Hevert, the best healer in Wulfston's land, had things well under control when they arrived. Healing was one of the many things the empire would benefit from if they ever made peace with the savages. The four Readers Read the fact that the wounded were healing without medication, purely through the efforts of the healers.

"My lord," Hevert said to Torio, "will you please Read two injuries for me? This man seems to be bleeding inside. I cannot stop it."

The man's ribcage had been crushed. Perhaps after he had fallen from a lesser wound, one of the heavy supply wagons had rolled over him. Whatever the cause, he was critically injured.

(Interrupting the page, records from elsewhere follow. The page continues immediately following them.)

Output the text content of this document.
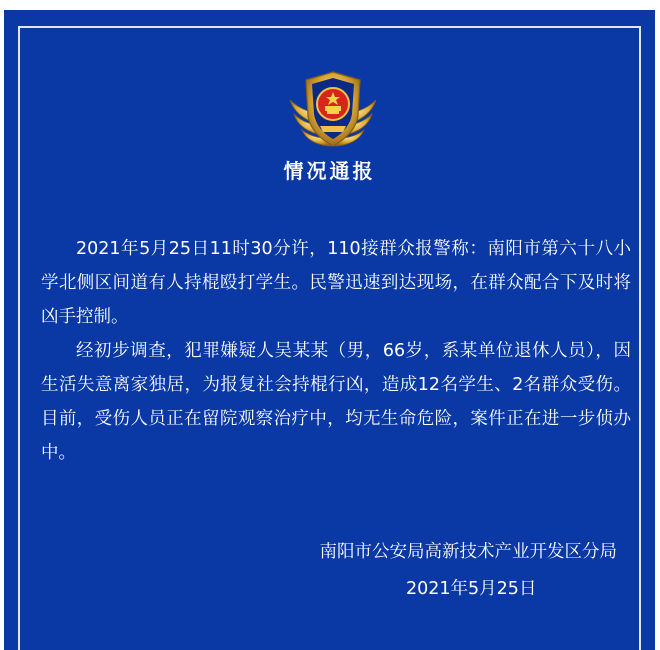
情况通报

2021年5月25日11时30分许，110接群众报警称：南阳市第六十八小学北侧区间道有人持棍殴打学生。民警迅速到达现场，在群众配合下及时将凶手控制。

经初步调查，犯罪嫌疑人吴某某（男，66岁，系某单位退休人员），因生活失意离家独居，为报复社会持棍行凶，造成12名学生、2名群众受伤。目前，受伤人员正在留院观察治疗中，均无生命危险，案件正在进一步侦办中。

南阳市公安局高新技术产业开发区分局
2021年5月25日
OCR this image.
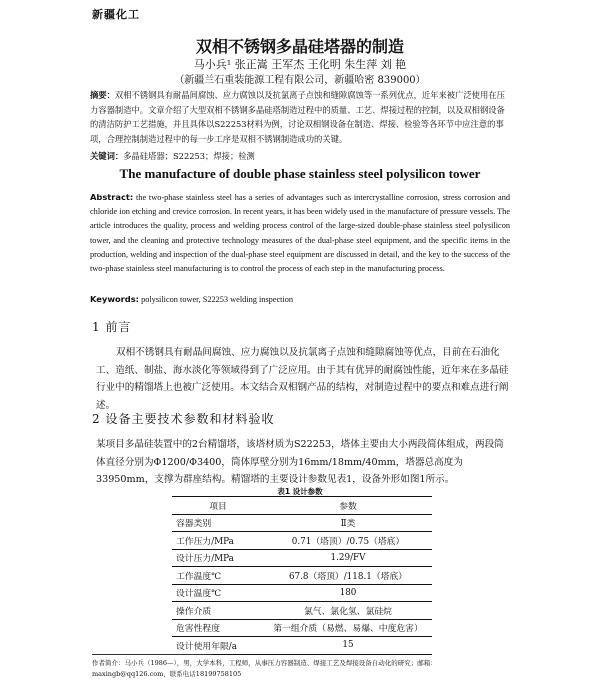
新疆化工
双相不锈钢多晶硅塔器的制造
马小兵¹ 张正嵩 王军杰 王化明 朱生萍 刘 艳
（新疆兰石重装能源工程有限公司，新疆哈密 839000）
摘要：双相不锈钢具有耐晶间腐蚀、应力腐蚀以及抗氯离子点蚀和缝隙腐蚀等一系列优点，近年来被广泛使用在压力容器制造中。文章介绍了大型双相不锈钢多晶硅塔制造过程中的质量、工艺、焊接过程的控制，以及双相钢设备的清洁防护工艺措施，并且具体以S22253材料为例，讨论双相钢设备在制造、焊接、检验等各环节中应注意的事项，合理控制制造过程中的每一步工序是双相不锈钢制造成功的关键。
关键词：多晶硅塔器；S22253；焊接；检测
The manufacture of double phase stainless steel polysilicon tower
Abstract: the two-phase stainless steel has a series of advantages such as intercrystalline corrosion, stress corrosion and chloride ion etching and crevice corrosion. In recent years, it has been widely used in the manufacture of pressure vessels. The article introduces the quality, process and welding process control of the large-sized double-phase stainless steel polysilicon tower, and the cleaning and protective technology measures of the dual-phase steel equipment, and the specific items in the production, welding and inspection of the dual-phase steel equipment are discussed in detail, and the key to the success of the two-phase stainless steel manufacturing is to control the process of each step in the manufacturing process.
Keywords: polysilicon tower, S22253 welding inspection
1 前言
双相不锈钢具有耐晶间腐蚀、应力腐蚀以及抗氯离子点蚀和缝隙腐蚀等优点，目前在石油化工、造纸、制盐、海水淡化等领域得到了广泛应用。由于其有优异的耐腐蚀性能，近年来在多晶硅行业中的精馏塔上也被广泛使用。本文结合双相钢产品的结构，对制造过程中的要点和难点进行阐述。
2 设备主要技术参数和材料验收
某项目多晶硅装置中的2台精馏塔，该塔材质为S22253，塔体主要由大小两段简体组成，两段筒体直径分别为Φ1200/Φ3400，筒体厚壁分别为16mm/18mm/40mm，塔器总高度为33950mm，支撑为群座结构。精馏塔的主要设计参数见表1，设备外形如图1所示。
表1 设计参数
项目	参数
容器类别	Ⅱ类
工作压力/MPa	0.71（塔顶）/0.75（塔底）
设计压力/MPa	1.29/FV
工作温度℃	67.8（塔顶）/118.1（塔底）
设计温度℃	180
操作介质	氯气、氯化氢、氯硅烷
危害性程度	第一组介质（易燃、易爆、中度危害）
设计使用年限/a	15
作者简介：马小兵（1986—），男，大学本科，工程师，从事压力容器制造、焊接工艺及焊接设备自动化的研究；邮箱：
maxingb@qq126.com，联系电话18199758105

The splintered ribs had been pulled back into place, relieving pressure on lungs and heart, but the man's skin appeared yellow-no color beneath his outdoor tan. His lips were blue.

"Is it his spleen?" Hevert asked. "I worked on that-"

"Not his spleen," Melissa answered. "You missed a splinter of rib from his back. It's piercing his right lung. Where is your surgery? We must-"

"Surgery?" Hevert was speaking hesitant Aventine for Torio's benefit; this was obviously not a familiar word. "You mean-cut into him? He is injured enough already. Tell me where the rib is. I will move it back into place."

Melissa understood at once-when Hevert handed her a chart of the bones of the human body, she quickly pointed out the rib that was broken. Hevert studied the chart, knelt down and gently felt the ribs of the injured man with his fingers, counting… and as he concentrated, the splinter of rib dislodged from the man's lung and slid back into its proper place.

"He's bleeding more heavily!" Melissa said. "He'll drown in his own blood!"

But in moments Hevert had the bleeding under control. When Melissa said, "That's it. He's healing," he sat back on his heels, breathing heavily.

"Thank you, my lady," Hevert said. "You are as good as Lord Torio at pointing out injuries."

"She's better," said Torio. "She's had medical training I haven't. Thank you, Melissa. Hevert, you said you had another critical patient?"

"Not critical," replied the healer. "He'll live, but I don't know if I've done the right thing." He got up, and led them to another pallet where a man-hardly more than a boy-in an Aventine tunic lay. His right arm showed an ugly cut through the bicep. The bone had been sliced through, although it was already beginning to heal. Muscles and blood vessels were reunited-he would keep his arm.

Torio could say nothing; he was too powerfully reminded of discovering Decius with a similar wound-although to the thigh rather than the upper arm. In the empire, there had been nothing their best healers could do but amputate.

If only we had had such powers!

"Sorcery!" said Master Corus.

"He will have his arm," Hevert said, ignoring the comment, "but will it do him any good? Will it be paralyzed, my lord, my lady?"

Torio said, "Melissa, I can do the fine discernment to Read the nerves-but I have not had medical training you have. I cannot tell whether they have been reunited in the proper patterns."

Melissa looked to the two Master Readers. "Help me, please, Masters."

"Aid you in abetting Adept sorcery?" asked Master Amicus.

"This man is an Aventine citizen," Melissa answered. "Our own healers could not have saved his arm at all-I certainly could not have, and I am a skilled surgeon. Think of his whole life ahead. Will he be left with an unfeeling, unmoving, useless arm? I will do my best-but I am only a Reader in training. You are Master Readers. You can Read deeper into those fine nerves than either Torio or I could."

"Which is the true betrayal," Torio asked, picking up something of the turmoil in the two Master Readers' minds, "aiding a healer to restore an Aventine soldier to full function, or denying health to a man who might have served again to protect his country, and preventing his even working to his full capacity as a citizen?"

The Master Readers looked at one another, and nodded. "We will help."

Hevert had successfully united most of the major nerve fibers-the ones that had shown in the cut flesh. But there were others, not easily seen, that he had missed. When the Readers were finished, though, the boy on the pallet had an arm that would heal to full function, as good as it had ever been. Through it all, he remained in healing sleep. Torio wondered if he would ever know that he had a savage healer and at least one renegade Reader to thank for a healthy arm.